Arsen unter den Straßen: Stadt unterliegt Baufirma vor Gericht

Im Skandal um 1000 Tonnen giftiges Material unter einigen Straßen gibt es gleich mehrere Prozesse.

Foto: Ilgner

Dass beim Bau von mehreren Straßen in der Stadt 1000 Tonnen giftiges Material verwendet wurde, ist unstrittig. Das ist aber auch schon so ziemlich die einzige unstrittige Frage in dem Arsen-Skandal, der aktuell gleich drei Gerichte beschäftigt.

Als der Fall vor knapp zwei Jahren öffentlich wurde, hatte die Stadt versichert, sie sei betrogen worden, weswegen die Baufirma Tholen aus Geilenkirchen die Straßen auf eigene Kosten zu entfernen habe. Das Landeskriminalamt ermittelte wegen Betrugs. Zudem bekam die Firma von der Stadt keine Aufträge mehr. Die Baufirma stellte den Fall anders dar: Die Stadt habe dank eines Gutachtens sehr wohl gewusst, was für Material unter ihren Straßen verbaut wurde — und habe es ihrerseits versäumt, die Baufirma Tholen darüber zu informieren.

Einen Prozess hat die Stadt in dieser Frage inzwischen durch alle Instanzen verloren. Tholen hatte dagegen geklagt, von der Stadt seit dem Streit nicht mehr bei Vergaben berücksichtigt worden zu sein. Das Verwaltungsgericht Düsseldorf gab der Baufirma Recht. „Die Stadt hätte dem Unternehmen schwere Verfehlungen nachweisen müssen, das ist aber nicht gelungen“, erläuterte eine Gerichtssprecherin. Das Oberverwaltungsgericht in Münster bestätigte das Düsseldorfer Urteil.

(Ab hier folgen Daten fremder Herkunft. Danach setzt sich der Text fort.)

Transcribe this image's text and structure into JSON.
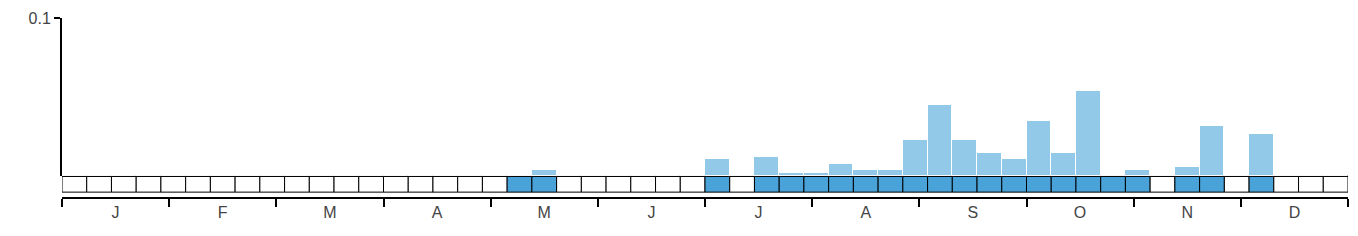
{
  "chart_data": {
    "type": "histogram",
    "bins": [
      0,
      1,
      2,
      3,
      4,
      5,
      6,
      7,
      8,
      9,
      10,
      11,
      12,
      13,
      14,
      15,
      16,
      17,
      18,
      19,
      20,
      21,
      22,
      23,
      24,
      25,
      26,
      27,
      28,
      29,
      30,
      31,
      32,
      33,
      34,
      35,
      36,
      37,
      38,
      39,
      40,
      41,
      42,
      43,
      44,
      45,
      46,
      47,
      48,
      49,
      50,
      51,
      52
    ],
    "values": [
      0,
      0,
      0,
      0,
      0,
      0,
      0,
      0,
      0,
      0,
      0,
      0,
      0,
      0,
      0,
      0,
      0,
      0,
      0.001,
      0.004,
      0,
      0,
      0,
      0,
      0,
      0,
      0.011,
      0,
      0.012,
      0.002,
      0.002,
      0.008,
      0.004,
      0.004,
      0.023,
      0.045,
      0.023,
      0.015,
      0.011,
      0.035,
      0.015,
      0.054,
      0.001,
      0.004,
      0,
      0.006,
      0.032,
      0,
      0.027,
      0,
      0,
      0
    ],
    "color": "#93c9e8",
    "xlim": [
      0,
      52
    ],
    "xticks": [
      {
        "value": 2.167,
        "label": "J"
      },
      {
        "value": 6.5,
        "label": "F"
      },
      {
        "value": 10.833,
        "label": "M"
      },
      {
        "value": 15.167,
        "label": "A"
      },
      {
        "value": 19.5,
        "label": "M"
      },
      {
        "value": 23.833,
        "label": "J"
      },
      {
        "value": 28.167,
        "label": "J"
      },
      {
        "value": 32.5,
        "label": "A"
      },
      {
        "value": 36.833,
        "label": "S"
      },
      {
        "value": 41.167,
        "label": "O"
      },
      {
        "value": 45.5,
        "label": "N"
      },
      {
        "value": 49.833,
        "label": "D"
      }
    ],
    "ylim": [
      0,
      0.1
    ],
    "yticks": [
      0.1
    ],
    "grid": false
  }
}
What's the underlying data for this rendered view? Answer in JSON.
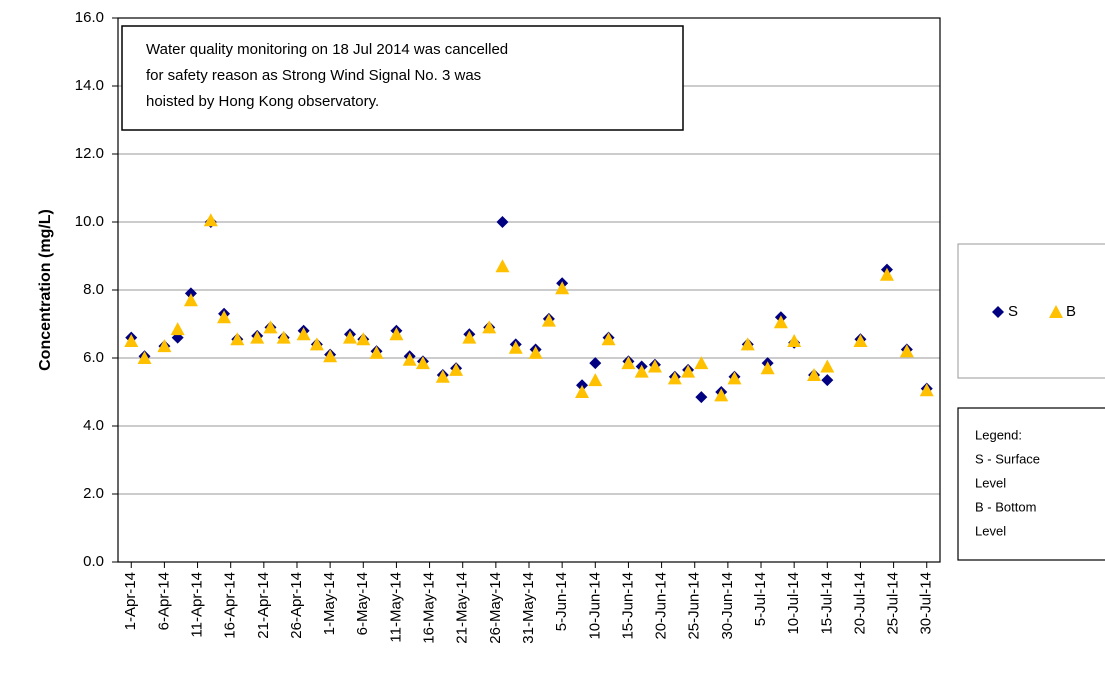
{
  "chart_data": {
    "type": "scatter",
    "y_label": "Concentration (mg/L)",
    "annotation": [
      "Water quality monitoring on 18 Jul 2014 was cancelled",
      "for safety reason as Strong Wind Signal No. 3 was",
      "hoisted by Hong Kong observatory."
    ],
    "note": [
      "Legend:",
      "S - Surface",
      "Level",
      "B - Bottom",
      "Level"
    ],
    "x": [
      "2014-04-01",
      "2014-04-03",
      "2014-04-06",
      "2014-04-08",
      "2014-04-10",
      "2014-04-13",
      "2014-04-15",
      "2014-04-17",
      "2014-04-20",
      "2014-04-22",
      "2014-04-24",
      "2014-04-27",
      "2014-04-29",
      "2014-05-01",
      "2014-05-04",
      "2014-05-06",
      "2014-05-08",
      "2014-05-11",
      "2014-05-13",
      "2014-05-15",
      "2014-05-18",
      "2014-05-20",
      "2014-05-22",
      "2014-05-25",
      "2014-05-27",
      "2014-05-29",
      "2014-06-01",
      "2014-06-03",
      "2014-06-05",
      "2014-06-08",
      "2014-06-10",
      "2014-06-12",
      "2014-06-15",
      "2014-06-17",
      "2014-06-19",
      "2014-06-22",
      "2014-06-24",
      "2014-06-26",
      "2014-06-29",
      "2014-07-01",
      "2014-07-03",
      "2014-07-06",
      "2014-07-08",
      "2014-07-10",
      "2014-07-13",
      "2014-07-15",
      "2014-07-20",
      "2014-07-24",
      "2014-07-27",
      "2014-07-30"
    ],
    "series": [
      {
        "name": "S",
        "color": "#000080",
        "marker": "diamond",
        "values": [
          6.6,
          6.05,
          6.35,
          6.6,
          7.9,
          10.0,
          7.3,
          6.55,
          6.65,
          6.9,
          6.6,
          6.8,
          6.4,
          6.1,
          6.7,
          6.55,
          6.2,
          6.8,
          6.05,
          5.9,
          5.5,
          5.7,
          6.7,
          6.9,
          10.0,
          6.4,
          6.25,
          7.15,
          8.2,
          5.2,
          5.85,
          6.6,
          5.9,
          5.75,
          5.8,
          5.45,
          5.65,
          4.85,
          5.0,
          5.45,
          6.4,
          5.85,
          7.2,
          6.45,
          5.5,
          5.35,
          6.55,
          8.6,
          6.25,
          5.1
        ]
      },
      {
        "name": "B",
        "color": "#FFC000",
        "marker": "triangle",
        "values": [
          6.5,
          6.0,
          6.35,
          6.85,
          7.7,
          10.05,
          7.2,
          6.55,
          6.6,
          6.9,
          6.6,
          6.7,
          6.4,
          6.05,
          6.6,
          6.55,
          6.15,
          6.7,
          5.95,
          5.85,
          5.45,
          5.65,
          6.6,
          6.9,
          8.7,
          6.3,
          6.15,
          7.1,
          8.05,
          5.0,
          5.35,
          6.55,
          5.85,
          5.6,
          5.75,
          5.4,
          5.6,
          5.85,
          4.9,
          5.4,
          6.4,
          5.7,
          7.05,
          6.5,
          5.5,
          5.75,
          6.5,
          8.45,
          6.2,
          5.05
        ]
      }
    ],
    "xlim": [
      "2014-03-30",
      "2014-08-01"
    ],
    "xticks": [
      {
        "value": "2014-04-01",
        "label": "1-Apr-14"
      },
      {
        "value": "2014-04-06",
        "label": "6-Apr-14"
      },
      {
        "value": "2014-04-11",
        "label": "11-Apr-14"
      },
      {
        "value": "2014-04-16",
        "label": "16-Apr-14"
      },
      {
        "value": "2014-04-21",
        "label": "21-Apr-14"
      },
      {
        "value": "2014-04-26",
        "label": "26-Apr-14"
      },
      {
        "value": "2014-05-01",
        "label": "1-May-14"
      },
      {
        "value": "2014-05-06",
        "label": "6-May-14"
      },
      {
        "value": "2014-05-11",
        "label": "11-May-14"
      },
      {
        "value": "2014-05-16",
        "label": "16-May-14"
      },
      {
        "value": "2014-05-21",
        "label": "21-May-14"
      },
      {
        "value": "2014-05-26",
        "label": "26-May-14"
      },
      {
        "value": "2014-05-31",
        "label": "31-May-14"
      },
      {
        "value": "2014-06-05",
        "label": "5-Jun-14"
      },
      {
        "value": "2014-06-10",
        "label": "10-Jun-14"
      },
      {
        "value": "2014-06-15",
        "label": "15-Jun-14"
      },
      {
        "value": "2014-06-20",
        "label": "20-Jun-14"
      },
      {
        "value": "2014-06-25",
        "label": "25-Jun-14"
      },
      {
        "value": "2014-06-30",
        "label": "30-Jun-14"
      },
      {
        "value": "2014-07-05",
        "label": "5-Jul-14"
      },
      {
        "value": "2014-07-10",
        "label": "10-Jul-14"
      },
      {
        "value": "2014-07-15",
        "label": "15-Jul-14"
      },
      {
        "value": "2014-07-20",
        "label": "20-Jul-14"
      },
      {
        "value": "2014-07-25",
        "label": "25-Jul-14"
      },
      {
        "value": "2014-07-30",
        "label": "30-Jul-14"
      }
    ],
    "ylim": [
      0,
      16
    ],
    "yticks": [
      {
        "value": 0,
        "label": "0.0"
      },
      {
        "value": 2,
        "label": "2.0"
      },
      {
        "value": 4,
        "label": "4.0"
      },
      {
        "value": 6,
        "label": "6.0"
      },
      {
        "value": 8,
        "label": "8.0"
      },
      {
        "value": 10,
        "label": "10.0"
      },
      {
        "value": 12,
        "label": "12.0"
      },
      {
        "value": 14,
        "label": "14.0"
      },
      {
        "value": 16,
        "label": "16.0"
      }
    ],
    "grid": true,
    "legend": "right"
  }
}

Und auch bei dem Versuch, die Baufirma zu verpflichten, das Austauschen des Materials unter Süchtelner Straße und Klumpenstraße zu bezahlen, ist die Stadt offenbar noch nicht entscheidend weitergekommen. Bauunternehmer Willi Tholen berichtet, die entsprechende Ordnungsverfügung habe der Richter am Verwaltungsgericht Düsseldorf als unzulässig und rechtsfehlerhaft bezeichnet. Daraufhin habe die Stadt die Verfügung zurückgenommen.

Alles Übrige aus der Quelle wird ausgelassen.